Elijah Wood hints at big "Hobbit" show for Comic-Con

LOS ANGELES Wed Jul 11, 2012 4:12am IST

Elijah Wood, star of 'Wilfred' arrives at the FX Network series premiere of 'Wilfred' and season two launch of 'Louie' in Hollywood, California June 20, 2011. REUTERS/Fred Prouser

Elijah Wood, star of 'Wilfred' arrives at the FX Network series premiere of 'Wilfred' and season two launch of 'Louie' in Hollywood, California June 20, 2011.

Credit: Reuters/Fred Prouser

LOS ANGELES (Reuters) - Comic-Con International rolls into San Diego this week for its annual pop culture convention, and high on the list of must-see events is film footage of what actor Elijah Wood promises is a bigger "Hobbit" than fans can imagine.

Comic-Con, which kicks off on Thursday and is expected to attract more than 125,000 people, is the biggest event of the year for many fans of comic book superheroes and science-fiction lovers. And TV networks and Hollywood's major studios stage elaborate promotions to showcase upcoming films and programs.

Actors Robert Pattinson, Kristen Stewart and Taylor Lautner will put on their vampire fangs and werewolf claws for the last time to discuss "The Twilight Saga: Breaking Dawn - Part 2." Hollywood veterans Sylvester Stallone and Arnold Schwarzenegger will be on hand to promote "The Expendables 2."

Perhaps the greatest sense of anticipation this year is reserved for "The Hobbit," a Warner Bros. film based on the novel by J.R.R. Tolkien that follows the trilogy of blockbuster films based on his "Lord of the Rings" book series.

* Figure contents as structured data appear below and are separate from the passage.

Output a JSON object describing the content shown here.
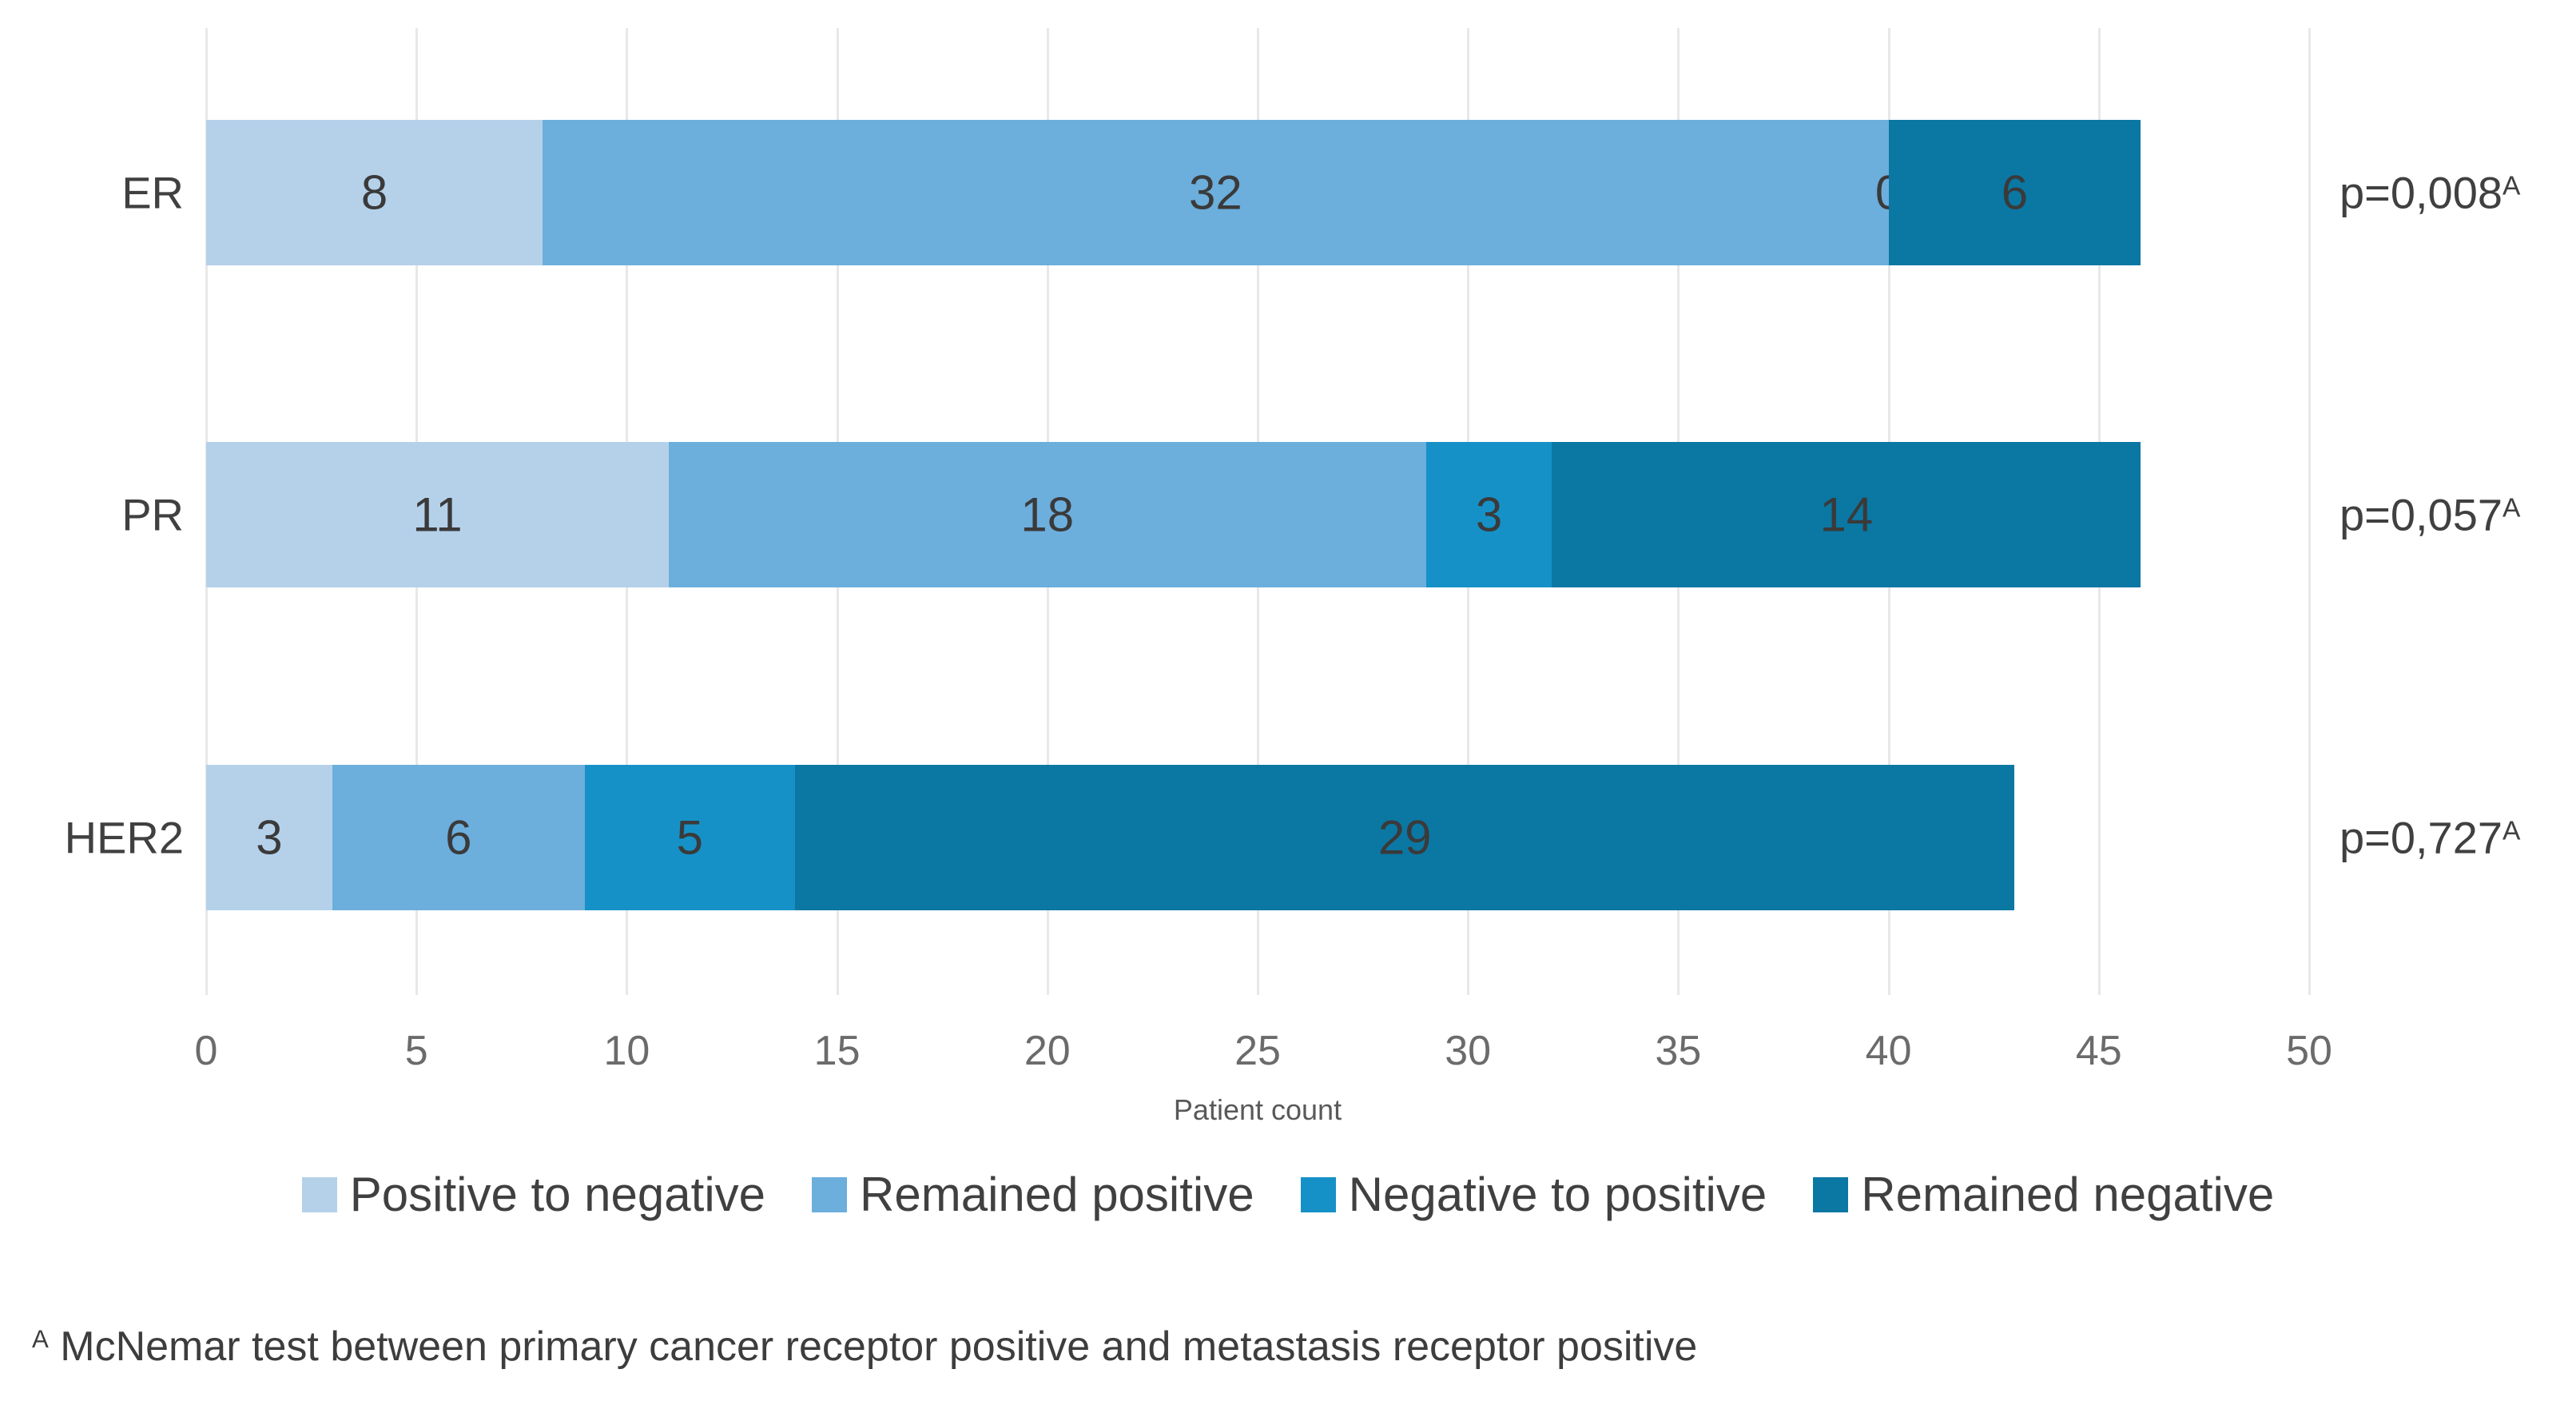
{
  "chart_data": {
    "type": "bar",
    "orientation": "horizontal",
    "stacked": true,
    "grid": true,
    "categories": [
      "ER",
      "PR",
      "HER2"
    ],
    "series": [
      {
        "name": "Positive to negative",
        "color": "#b5d1ea",
        "values": [
          8,
          11,
          3
        ]
      },
      {
        "name": "Remained positive",
        "color": "#6caedc",
        "values": [
          32,
          18,
          6
        ]
      },
      {
        "name": "Negative to positive",
        "color": "#1691c7",
        "values": [
          0,
          3,
          5
        ]
      },
      {
        "name": "Remained negative",
        "color": "#0b77a3",
        "values": [
          6,
          14,
          29
        ]
      }
    ],
    "totals": [
      46,
      46,
      43
    ],
    "p_values": [
      {
        "label": "p=0,008",
        "sup": "A"
      },
      {
        "label": "p=0,057",
        "sup": "A"
      },
      {
        "label": "p=0,727",
        "sup": "A"
      }
    ],
    "xlabel": "Patient count",
    "x_ticks": [
      0,
      5,
      10,
      15,
      20,
      25,
      30,
      35,
      40,
      45,
      50
    ],
    "xlim": [
      0,
      50
    ],
    "legend_position": "bottom",
    "colors": {
      "gridline": "#e8e8e8",
      "tick_text": "#6b6b6b",
      "label_text": "#3a3a3a"
    }
  },
  "footnote": {
    "sup": "A",
    "text": "McNemar test between primary cancer receptor positive and metastasis receptor positive"
  }
}
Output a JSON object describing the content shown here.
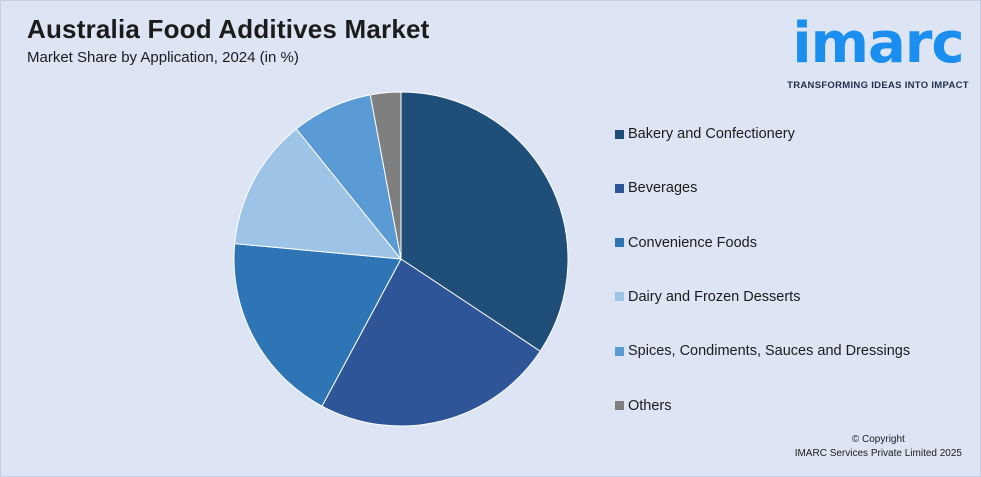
{
  "header": {
    "title": "Australia Food Additives Market",
    "subtitle": "Market Share by Application, 2024 (in %)"
  },
  "logo": {
    "wordmark": "imarc",
    "tagline": "TRANSFORMING IDEAS INTO IMPACT",
    "color": "#1b8ff0"
  },
  "chart_data": {
    "type": "pie",
    "title": "Australia Food Additives Market",
    "subtitle": "Market Share by Application, 2024 (in %)",
    "unit": "%",
    "start_angle_deg": 0,
    "direction": "clockwise",
    "legend_position": "right",
    "slices": [
      {
        "label": "Bakery and Confectionery",
        "value": 35,
        "color": "#1f4e79"
      },
      {
        "label": "Beverages",
        "value": 24,
        "color": "#2e5597"
      },
      {
        "label": "Convenience Foods",
        "value": 19,
        "color": "#2e75b6"
      },
      {
        "label": "Dairy and Frozen Desserts",
        "value": 13,
        "color": "#9dc3e6"
      },
      {
        "label": "Spices, Condiments, Sauces and Dressings",
        "value": 8,
        "color": "#5b9bd5"
      },
      {
        "label": "Others",
        "value": 3,
        "color": "#7f7f7f"
      }
    ]
  },
  "footer": {
    "copyright_line1": "© Copyright",
    "copyright_line2": "IMARC Services Private Limited 2025"
  }
}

Wood, who catapulted to fame with his role as Frodo Baggins in the "Rings" trilogy and has reprised his character for "The Hobbit," will be back at Comic-Con this year, a decade after he accompanied director Peter Jackson to promote the first film.

"The scale of "The Hobbit" is larger, the anticipation is potentially greater, everything feels a little bit bigger," Wood told Reuters about the movie, which hits theaters in December. "For so long, people didn't think there would be a 'Hobbit' film, so the fact that there is finally, people have been anticipating this for a long time."

So far, details about "The Hobbit" have been kept under wraps with only one trailer released last December, but the studio will finally show extended film clips and Jackson himself is expected to turn out to meet fans and answer questions.

Other films holding panels will include "Total Recall," "Resident Evil: Retribution," "Looper," "Elysium," "Django Unchained" and "Iron Man 3."

PARENTS, KIDS AND THE WEB

Comic-Con is now in its 43rd year, and recent editions have become sold-out events that bring an estimated $75 million to the city, according to San Diego Convention Center. Attendees dress up as characters from movies, TV shows, science-fiction books, comics and graphic novels, and over the years, events have spilled outside the city's convention center.

This year, TV's Cartoon Network will be taking over The New Children's Museum to host fun events for kids. The makers of animated film "ParaNorman," about a boy who can converse with the dead, will show film clips and host a panel with cast members Anna Kendrick and Christopher Mintz-Plasse.

Although the film is aimed at children, directors Chris Butler and Sam Fell said they were expecting a varied audience.

"Fanboys have kids now, and the convention has become more mainstream because generations are growing up with it," Fell said. "This movie has mainstream appeal ... but it comes from the love of the fringe exploitation of pop culture, and we're playing to the home audience."

While much of 2012's event will be similar to previous years, one new wrinkle is the growing number of Internet series being promoted here, and another "Lord of the Rings" actor, Dominic Monaghan, is back to support his latest Web venture.

Crackle.com, which is backed by Sony Pictures Entertainment, will premiere "The Unknown" on Friday, a six-part web series in which Monaghan plays a blogger attempting to uncover and solve supernatural and unexplained cases.

He said the series' makers decided to launch at Comic-Con because it attracts hard-core sci-fi fans who then go out and tell their friends what's new and upcoming.

"We've really started to change the way we watch all types of media - films and television especially," Monaghan said. "If you don't support that groundswell at the start, then it's going to be difficult pretending you've supported it all along when it becomes something established."